The railways of Great Britain were taken into public ownership on 1 January 1948, under the control of British Railways. The branch continued in use for goods purposes, and British Railways found it convenient to use Kemp Town goods station as a relief to the congested main goods depot of Brighton. However the line finally closed on 26 June 1971. A special gala passenger service was operated on the last day, with hourly trains provided by British Rail Class 206 diesel-electric multiple unit 1205.

==Accidents and incidents==
On 9 July 1902 the 7:30 pm train from Brighton to Kemp Town failed to stop properly at the terminus and collided at slow speed with the buffer stops. There were eleven passenger vehicles in the train, three of them six-wheelers and the rest four-wheelers. Seventeen passengers sustained minor injuries. The driver claimed that the train load was heavier than normal, but the Inspecting Officer, Col von Donop, found that he failed to take that into account and the fault was entirely his. The line falls by a slight gradient (1 in 213) to the terminus; the Westinghouse brake was working throughout the train. There was a rule that on entering terminal stations the automatic brake was not to be used except in emergency, but only the engine hand brake was to be used in normal circumstances. (The driver did use the Westinghouse brake when he realised he could not stop safely.) There was heavy rain at the time and the wheels may have been sliding.

British Railways E4 Class locomotive No. 32468 was in collision with the buffers at an unknown date.
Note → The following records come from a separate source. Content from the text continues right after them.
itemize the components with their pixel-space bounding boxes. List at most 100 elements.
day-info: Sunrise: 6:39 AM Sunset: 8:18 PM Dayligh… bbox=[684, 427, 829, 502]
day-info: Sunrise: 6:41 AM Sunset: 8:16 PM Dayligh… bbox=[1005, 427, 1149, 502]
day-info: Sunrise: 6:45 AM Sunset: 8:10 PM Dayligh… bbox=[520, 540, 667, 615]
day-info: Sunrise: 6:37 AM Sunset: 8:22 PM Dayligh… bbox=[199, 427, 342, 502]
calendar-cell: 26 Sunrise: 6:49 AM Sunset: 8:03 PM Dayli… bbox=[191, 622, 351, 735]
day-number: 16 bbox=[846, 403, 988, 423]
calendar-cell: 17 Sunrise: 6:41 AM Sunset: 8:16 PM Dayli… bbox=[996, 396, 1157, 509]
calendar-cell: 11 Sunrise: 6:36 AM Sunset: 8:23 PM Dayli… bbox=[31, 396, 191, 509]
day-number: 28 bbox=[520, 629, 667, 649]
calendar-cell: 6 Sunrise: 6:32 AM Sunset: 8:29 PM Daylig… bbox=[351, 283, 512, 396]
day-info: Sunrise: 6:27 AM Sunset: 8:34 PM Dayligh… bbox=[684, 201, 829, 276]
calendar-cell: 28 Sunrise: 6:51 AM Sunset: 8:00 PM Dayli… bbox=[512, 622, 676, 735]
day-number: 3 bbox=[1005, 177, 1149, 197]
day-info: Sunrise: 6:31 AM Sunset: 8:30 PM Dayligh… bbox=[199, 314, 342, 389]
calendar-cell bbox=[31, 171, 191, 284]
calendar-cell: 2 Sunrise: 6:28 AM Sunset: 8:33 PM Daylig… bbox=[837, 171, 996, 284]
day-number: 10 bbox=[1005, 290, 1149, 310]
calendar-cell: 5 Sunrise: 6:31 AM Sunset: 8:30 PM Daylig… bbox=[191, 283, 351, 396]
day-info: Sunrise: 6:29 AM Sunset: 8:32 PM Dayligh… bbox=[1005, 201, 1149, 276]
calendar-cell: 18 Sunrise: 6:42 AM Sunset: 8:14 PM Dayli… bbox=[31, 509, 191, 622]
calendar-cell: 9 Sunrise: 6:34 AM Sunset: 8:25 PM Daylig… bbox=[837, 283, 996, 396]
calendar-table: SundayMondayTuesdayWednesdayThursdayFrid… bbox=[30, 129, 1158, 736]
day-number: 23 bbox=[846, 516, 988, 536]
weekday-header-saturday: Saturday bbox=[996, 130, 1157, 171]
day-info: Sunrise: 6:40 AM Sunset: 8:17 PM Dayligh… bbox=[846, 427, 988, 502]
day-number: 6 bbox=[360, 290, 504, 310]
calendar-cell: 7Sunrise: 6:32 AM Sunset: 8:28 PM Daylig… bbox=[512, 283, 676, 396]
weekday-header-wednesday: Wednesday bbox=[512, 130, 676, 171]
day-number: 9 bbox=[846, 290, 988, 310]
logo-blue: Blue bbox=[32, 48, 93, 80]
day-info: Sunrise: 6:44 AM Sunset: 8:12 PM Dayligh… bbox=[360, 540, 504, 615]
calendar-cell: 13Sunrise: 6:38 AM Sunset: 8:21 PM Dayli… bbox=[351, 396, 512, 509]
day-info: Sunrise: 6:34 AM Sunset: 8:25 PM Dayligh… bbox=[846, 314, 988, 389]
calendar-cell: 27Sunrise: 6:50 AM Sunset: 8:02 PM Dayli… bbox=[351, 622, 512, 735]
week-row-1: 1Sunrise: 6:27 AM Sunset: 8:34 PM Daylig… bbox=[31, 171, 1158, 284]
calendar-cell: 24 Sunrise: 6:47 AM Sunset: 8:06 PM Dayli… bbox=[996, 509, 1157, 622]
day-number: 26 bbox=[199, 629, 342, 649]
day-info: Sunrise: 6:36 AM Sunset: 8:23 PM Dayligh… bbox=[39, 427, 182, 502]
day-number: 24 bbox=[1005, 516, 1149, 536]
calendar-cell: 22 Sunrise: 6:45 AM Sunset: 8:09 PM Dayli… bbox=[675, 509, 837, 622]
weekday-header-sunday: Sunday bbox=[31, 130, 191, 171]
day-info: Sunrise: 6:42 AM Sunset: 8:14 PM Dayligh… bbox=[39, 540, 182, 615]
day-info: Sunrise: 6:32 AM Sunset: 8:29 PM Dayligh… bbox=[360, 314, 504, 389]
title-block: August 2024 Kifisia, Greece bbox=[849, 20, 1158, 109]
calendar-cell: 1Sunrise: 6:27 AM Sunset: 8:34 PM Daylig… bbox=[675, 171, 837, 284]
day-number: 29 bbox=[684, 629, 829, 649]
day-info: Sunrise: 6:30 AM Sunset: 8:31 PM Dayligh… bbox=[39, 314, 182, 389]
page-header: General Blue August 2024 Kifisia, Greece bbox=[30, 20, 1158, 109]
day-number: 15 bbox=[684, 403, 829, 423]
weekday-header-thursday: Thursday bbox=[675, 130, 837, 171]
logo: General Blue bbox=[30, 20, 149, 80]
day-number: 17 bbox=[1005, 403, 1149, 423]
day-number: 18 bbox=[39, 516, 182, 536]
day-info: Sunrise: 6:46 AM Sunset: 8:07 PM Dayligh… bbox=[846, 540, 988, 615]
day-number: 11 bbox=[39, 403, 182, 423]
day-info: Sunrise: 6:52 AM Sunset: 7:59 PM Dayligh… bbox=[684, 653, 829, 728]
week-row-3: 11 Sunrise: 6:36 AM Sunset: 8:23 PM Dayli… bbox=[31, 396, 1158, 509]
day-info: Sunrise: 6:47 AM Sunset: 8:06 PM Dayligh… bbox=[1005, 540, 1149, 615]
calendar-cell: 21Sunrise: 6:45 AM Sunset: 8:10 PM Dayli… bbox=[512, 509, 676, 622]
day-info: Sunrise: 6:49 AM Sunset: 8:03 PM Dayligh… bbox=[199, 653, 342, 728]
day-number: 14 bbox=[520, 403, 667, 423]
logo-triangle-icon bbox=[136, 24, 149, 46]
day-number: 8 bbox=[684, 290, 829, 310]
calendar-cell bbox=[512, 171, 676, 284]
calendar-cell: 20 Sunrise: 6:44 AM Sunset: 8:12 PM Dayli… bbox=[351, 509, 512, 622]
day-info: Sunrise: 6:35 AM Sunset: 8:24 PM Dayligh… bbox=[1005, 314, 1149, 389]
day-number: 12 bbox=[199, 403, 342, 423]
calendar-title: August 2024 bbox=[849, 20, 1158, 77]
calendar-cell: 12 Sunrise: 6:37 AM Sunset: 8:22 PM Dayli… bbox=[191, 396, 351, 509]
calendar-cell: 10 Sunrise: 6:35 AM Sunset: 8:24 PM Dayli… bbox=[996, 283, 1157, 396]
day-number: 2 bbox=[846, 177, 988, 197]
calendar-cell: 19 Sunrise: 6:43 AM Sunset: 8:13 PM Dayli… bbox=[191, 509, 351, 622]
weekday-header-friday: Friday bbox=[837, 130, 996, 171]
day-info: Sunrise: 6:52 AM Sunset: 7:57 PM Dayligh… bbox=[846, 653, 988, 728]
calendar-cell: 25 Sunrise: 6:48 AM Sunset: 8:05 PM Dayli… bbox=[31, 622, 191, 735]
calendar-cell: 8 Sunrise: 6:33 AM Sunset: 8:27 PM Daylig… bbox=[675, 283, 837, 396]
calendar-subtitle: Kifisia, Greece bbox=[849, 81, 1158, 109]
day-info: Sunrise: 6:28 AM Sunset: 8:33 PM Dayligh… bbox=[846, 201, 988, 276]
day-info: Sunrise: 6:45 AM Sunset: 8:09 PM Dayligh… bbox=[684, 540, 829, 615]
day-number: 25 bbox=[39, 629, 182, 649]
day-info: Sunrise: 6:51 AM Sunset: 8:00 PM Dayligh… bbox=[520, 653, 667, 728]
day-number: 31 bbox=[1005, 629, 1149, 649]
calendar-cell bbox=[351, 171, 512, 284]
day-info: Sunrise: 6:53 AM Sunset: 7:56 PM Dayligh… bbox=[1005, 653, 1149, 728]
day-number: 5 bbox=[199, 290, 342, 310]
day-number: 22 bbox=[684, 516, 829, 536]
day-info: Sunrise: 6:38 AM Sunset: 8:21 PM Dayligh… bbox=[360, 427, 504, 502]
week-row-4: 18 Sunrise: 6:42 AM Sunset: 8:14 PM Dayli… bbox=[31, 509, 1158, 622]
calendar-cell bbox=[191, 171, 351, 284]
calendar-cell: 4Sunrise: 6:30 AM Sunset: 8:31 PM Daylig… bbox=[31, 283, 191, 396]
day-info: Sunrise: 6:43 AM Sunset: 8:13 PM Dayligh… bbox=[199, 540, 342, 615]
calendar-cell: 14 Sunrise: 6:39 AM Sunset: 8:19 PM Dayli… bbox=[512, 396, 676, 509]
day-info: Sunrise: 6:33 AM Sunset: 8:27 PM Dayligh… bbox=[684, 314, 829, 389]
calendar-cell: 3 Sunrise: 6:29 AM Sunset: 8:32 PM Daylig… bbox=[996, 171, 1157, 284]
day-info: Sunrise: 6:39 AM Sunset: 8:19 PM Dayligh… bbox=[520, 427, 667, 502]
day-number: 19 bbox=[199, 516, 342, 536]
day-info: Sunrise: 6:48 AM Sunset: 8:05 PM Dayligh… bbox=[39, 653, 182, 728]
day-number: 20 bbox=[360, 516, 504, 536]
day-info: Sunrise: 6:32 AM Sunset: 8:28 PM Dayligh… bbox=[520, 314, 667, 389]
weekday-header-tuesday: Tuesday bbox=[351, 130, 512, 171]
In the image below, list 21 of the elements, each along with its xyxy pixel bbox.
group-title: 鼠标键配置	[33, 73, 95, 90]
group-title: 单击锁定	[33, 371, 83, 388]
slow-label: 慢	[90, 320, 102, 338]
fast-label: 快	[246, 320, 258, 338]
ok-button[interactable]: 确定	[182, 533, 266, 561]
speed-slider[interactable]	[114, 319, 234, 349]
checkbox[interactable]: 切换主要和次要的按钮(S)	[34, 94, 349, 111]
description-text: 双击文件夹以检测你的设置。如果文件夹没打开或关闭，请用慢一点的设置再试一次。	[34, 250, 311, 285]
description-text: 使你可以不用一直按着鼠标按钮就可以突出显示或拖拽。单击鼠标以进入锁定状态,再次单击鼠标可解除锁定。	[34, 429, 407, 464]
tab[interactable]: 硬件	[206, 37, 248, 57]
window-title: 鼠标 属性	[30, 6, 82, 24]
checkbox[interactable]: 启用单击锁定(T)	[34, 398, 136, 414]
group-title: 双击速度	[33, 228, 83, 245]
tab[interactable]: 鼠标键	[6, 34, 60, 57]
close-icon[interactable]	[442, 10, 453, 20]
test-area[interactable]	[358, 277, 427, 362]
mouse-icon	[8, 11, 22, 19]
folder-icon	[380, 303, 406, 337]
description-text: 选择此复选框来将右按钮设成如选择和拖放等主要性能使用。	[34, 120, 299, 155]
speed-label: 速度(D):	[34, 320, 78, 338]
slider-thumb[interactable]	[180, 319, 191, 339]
== Land use since closure ==
The site of Kemp Town station has been redeveloped as the Freshfield Industrial Estate. The portal of the railway tunnel leading through to the site of Hartington Road Halt (now a block of flats), may be viewed from the compound of a self-storage warehouse and van rental company. Hartington Road Viaduct was demolished in 1973, and Lewes Road Viaduct followed in 1976. The supermarket building located where Lewes Road Viaduct approached Lewes Road Station incorporates tall arches of dark brick in its outer façade, recalling the viaduct. A gap in the Victorian houses of D'Aubigny Road, uphill from the supermarket, indicates where the station once stood.

Part of the line was converted into William Clarke Park.